Amazon Air’s expansion into third-party air cargo services is showing “considerable upside potential,” according to a new analysis by Joseph Schwieterman of the Chaddick Institute. This strategic move is expected to address operational imbalances, increase service regularity, and benefit from recent infrastructure growth at key hubs, positioning Amazon Air for a strong future in the competitive air cargo market.
Schwieterman’s report highlights the challenges Amazon faces with directional imbalances in cargo at several of its major hubs. For instance, Amazon’s Cincinnati (CVG) hub has a directional imbalance of 17.7%, with Fort Worth at 25.7% and San Bernardino (SBD) at 32.2%. These imbalances are greater than those of major integrators like UPS and FedEx, who benefit from more widespread “anywhere to anywhere” business models.
Amazon’s business model, focused on business-to-consumer and business-to-business shipping, has resulted in a high concentration of cargo originating from a limited number of fulfillment centers and warehouses, particularly around CVG and SBD. Schwieterman suggests that carrying third-party cargo could help mitigate these imbalances by balancing out inbound and outbound shipments.

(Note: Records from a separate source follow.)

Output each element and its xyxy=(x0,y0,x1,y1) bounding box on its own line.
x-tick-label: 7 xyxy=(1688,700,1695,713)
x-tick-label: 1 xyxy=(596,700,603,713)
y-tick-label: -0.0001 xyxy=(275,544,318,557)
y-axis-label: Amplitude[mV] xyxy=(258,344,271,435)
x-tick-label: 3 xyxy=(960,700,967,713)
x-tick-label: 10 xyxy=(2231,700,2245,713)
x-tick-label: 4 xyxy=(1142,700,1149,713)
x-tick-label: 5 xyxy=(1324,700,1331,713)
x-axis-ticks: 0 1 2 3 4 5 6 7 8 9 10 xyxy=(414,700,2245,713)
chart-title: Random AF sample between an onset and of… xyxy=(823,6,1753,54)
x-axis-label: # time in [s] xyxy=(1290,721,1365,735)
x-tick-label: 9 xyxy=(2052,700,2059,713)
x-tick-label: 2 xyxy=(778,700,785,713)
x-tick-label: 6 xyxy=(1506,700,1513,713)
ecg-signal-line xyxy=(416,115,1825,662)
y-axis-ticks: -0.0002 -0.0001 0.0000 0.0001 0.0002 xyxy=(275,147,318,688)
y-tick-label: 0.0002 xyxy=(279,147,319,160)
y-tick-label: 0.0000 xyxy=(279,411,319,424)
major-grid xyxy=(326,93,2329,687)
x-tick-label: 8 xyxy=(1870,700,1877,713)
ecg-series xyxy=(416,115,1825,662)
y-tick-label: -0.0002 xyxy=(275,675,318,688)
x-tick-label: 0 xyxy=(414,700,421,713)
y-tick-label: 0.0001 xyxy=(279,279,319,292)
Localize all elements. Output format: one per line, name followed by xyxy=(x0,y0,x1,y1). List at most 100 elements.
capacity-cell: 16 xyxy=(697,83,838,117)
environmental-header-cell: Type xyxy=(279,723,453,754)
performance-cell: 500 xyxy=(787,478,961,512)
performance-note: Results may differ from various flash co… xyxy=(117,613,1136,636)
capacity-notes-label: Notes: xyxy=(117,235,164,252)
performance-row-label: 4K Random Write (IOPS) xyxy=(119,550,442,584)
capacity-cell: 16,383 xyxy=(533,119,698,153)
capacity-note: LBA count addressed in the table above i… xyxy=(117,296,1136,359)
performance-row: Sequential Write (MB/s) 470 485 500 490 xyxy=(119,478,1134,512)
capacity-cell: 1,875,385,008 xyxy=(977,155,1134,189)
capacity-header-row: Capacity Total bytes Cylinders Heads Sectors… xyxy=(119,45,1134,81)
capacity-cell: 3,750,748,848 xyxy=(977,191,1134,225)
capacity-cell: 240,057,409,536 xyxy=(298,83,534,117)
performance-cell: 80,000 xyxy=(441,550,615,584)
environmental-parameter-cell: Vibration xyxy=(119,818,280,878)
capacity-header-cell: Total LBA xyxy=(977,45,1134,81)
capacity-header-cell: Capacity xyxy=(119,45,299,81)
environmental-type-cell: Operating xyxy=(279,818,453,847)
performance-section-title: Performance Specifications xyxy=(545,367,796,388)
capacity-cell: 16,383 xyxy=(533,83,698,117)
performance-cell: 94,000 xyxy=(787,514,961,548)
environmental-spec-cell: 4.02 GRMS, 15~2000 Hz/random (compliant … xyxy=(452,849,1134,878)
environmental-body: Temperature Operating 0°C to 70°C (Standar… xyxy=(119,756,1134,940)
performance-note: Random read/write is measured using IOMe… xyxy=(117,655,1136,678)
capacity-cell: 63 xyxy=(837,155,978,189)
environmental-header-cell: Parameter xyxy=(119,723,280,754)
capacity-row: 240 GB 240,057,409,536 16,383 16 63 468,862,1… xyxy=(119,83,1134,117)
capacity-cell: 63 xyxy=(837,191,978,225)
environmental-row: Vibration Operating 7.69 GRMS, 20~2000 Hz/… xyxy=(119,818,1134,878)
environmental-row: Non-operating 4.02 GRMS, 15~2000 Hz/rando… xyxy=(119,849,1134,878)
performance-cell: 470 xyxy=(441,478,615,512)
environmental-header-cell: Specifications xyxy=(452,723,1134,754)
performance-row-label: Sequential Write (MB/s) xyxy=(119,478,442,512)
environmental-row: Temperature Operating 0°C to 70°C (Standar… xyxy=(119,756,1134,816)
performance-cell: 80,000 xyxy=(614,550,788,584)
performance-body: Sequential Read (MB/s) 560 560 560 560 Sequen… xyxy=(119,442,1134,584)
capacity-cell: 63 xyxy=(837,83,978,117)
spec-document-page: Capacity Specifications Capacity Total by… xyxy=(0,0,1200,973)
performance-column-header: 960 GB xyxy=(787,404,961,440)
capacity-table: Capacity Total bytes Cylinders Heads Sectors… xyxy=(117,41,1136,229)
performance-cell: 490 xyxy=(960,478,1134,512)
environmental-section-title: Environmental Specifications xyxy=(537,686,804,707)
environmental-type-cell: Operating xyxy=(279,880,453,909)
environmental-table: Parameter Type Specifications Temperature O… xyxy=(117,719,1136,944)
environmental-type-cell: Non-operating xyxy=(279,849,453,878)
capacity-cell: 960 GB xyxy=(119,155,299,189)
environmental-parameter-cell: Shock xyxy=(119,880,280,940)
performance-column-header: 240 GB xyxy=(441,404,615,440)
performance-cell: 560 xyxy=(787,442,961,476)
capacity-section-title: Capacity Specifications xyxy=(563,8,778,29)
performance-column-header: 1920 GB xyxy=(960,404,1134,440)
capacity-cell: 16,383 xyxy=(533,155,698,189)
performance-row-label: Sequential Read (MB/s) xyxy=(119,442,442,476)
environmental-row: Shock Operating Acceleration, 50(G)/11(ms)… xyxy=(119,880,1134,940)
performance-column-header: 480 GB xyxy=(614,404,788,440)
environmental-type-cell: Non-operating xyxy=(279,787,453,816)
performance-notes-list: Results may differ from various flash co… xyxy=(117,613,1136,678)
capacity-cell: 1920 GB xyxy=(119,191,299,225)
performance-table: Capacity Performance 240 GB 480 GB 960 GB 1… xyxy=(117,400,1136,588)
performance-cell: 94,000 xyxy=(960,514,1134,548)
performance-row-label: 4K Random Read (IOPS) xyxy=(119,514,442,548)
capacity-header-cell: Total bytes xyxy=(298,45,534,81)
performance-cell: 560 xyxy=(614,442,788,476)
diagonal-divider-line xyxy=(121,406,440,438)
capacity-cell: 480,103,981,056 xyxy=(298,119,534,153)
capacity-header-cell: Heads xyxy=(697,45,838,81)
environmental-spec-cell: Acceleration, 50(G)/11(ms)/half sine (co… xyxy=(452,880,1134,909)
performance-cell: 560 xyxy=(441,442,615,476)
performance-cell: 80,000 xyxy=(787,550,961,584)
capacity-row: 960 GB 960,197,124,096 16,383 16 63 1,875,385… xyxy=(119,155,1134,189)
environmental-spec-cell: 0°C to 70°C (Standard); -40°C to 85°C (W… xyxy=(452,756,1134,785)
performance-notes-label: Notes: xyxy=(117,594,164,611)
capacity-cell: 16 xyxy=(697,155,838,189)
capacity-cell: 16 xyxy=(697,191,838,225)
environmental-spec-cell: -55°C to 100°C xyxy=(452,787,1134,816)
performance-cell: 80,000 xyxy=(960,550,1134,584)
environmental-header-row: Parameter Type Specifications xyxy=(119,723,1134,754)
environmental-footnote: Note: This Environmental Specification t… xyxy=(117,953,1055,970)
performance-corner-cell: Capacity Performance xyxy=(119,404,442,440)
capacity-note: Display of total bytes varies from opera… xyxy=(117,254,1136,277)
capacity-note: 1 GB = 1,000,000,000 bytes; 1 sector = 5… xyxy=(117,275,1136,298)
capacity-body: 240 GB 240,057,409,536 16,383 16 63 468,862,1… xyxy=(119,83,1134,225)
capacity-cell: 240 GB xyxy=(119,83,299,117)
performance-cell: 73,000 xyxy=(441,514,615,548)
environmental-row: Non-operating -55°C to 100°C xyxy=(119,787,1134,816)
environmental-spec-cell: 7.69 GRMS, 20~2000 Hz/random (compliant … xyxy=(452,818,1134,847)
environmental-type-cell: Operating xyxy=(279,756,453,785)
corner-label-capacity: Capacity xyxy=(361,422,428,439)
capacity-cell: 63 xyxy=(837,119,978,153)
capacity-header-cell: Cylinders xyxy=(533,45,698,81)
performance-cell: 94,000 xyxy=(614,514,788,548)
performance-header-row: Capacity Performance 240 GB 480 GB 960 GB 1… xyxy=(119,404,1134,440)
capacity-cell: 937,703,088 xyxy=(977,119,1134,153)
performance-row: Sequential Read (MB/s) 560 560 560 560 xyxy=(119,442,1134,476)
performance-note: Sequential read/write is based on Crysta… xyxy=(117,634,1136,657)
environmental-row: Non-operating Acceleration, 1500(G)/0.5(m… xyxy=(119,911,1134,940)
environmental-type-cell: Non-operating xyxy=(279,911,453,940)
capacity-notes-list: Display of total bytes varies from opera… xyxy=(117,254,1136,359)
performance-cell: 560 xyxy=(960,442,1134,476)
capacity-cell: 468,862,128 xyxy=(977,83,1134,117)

A second key factor for Amazon Air’s potential success is its improved flight schedule regularity. Over the past few years, Amazon Air has moved away from the erratic, “hopscotch-style” routes common during the pandemic. Now, some planes, like the newly acquired A330s, operate the same routes consistently. This regularity makes it easier for Amazon to sell excess cargo space well in advance, reducing the risk of conflicts with its internal shipments.
Schwieterman also points to the airline’s expanding hub network as another advantage. Since the start of 2024, Amazon has ramped up flight frequencies from its CVG hub, and the number of flights at its five main hubs now accounts for 80.5% of its total flights, up from 65.5% in early 2021. This concentration of flights makes Amazon Air more attractive to third-party customers with large-scale shipping needs, despite the complexities of managing directional imbalances.
At the recent TIACA Air Cargo Forum, Tom Bradley, Amazon Air Cargo’s global director and general manager, discussed how the airline would balance its core Amazon business with its new third-party cargo service. Bradley explained that technology and its expansive network would allow Amazon to manage both operations without conflict. He emphasized the flexibility of the airline’s dense hub-and-spoke and point-to-point network, paired with a robust ground transportation system that includes road and rail. With real-time dynamic routing, Amazon can make adjustments on the fly, ensuring that both Amazon packages and air cargo shipments can coexist smoothly.
The third-party service, which will operate on over 100 aircraft across more than 250 daily flights, will offer ad hoc, charter, or block space services. Amazon Air will also handle a diverse range of cargo, including general goods, pharmaceuticals, perishables, dangerous goods, and parcels, using its fleet of Boeing 737, Boeing 767, and Airbus A330 aircraft.
As Amazon Air’s infrastructure continues to grow and its third-party services expand, the airline is poised to capitalize on its increasing capacity and network efficiency, making it a formidable player in the air cargo industry.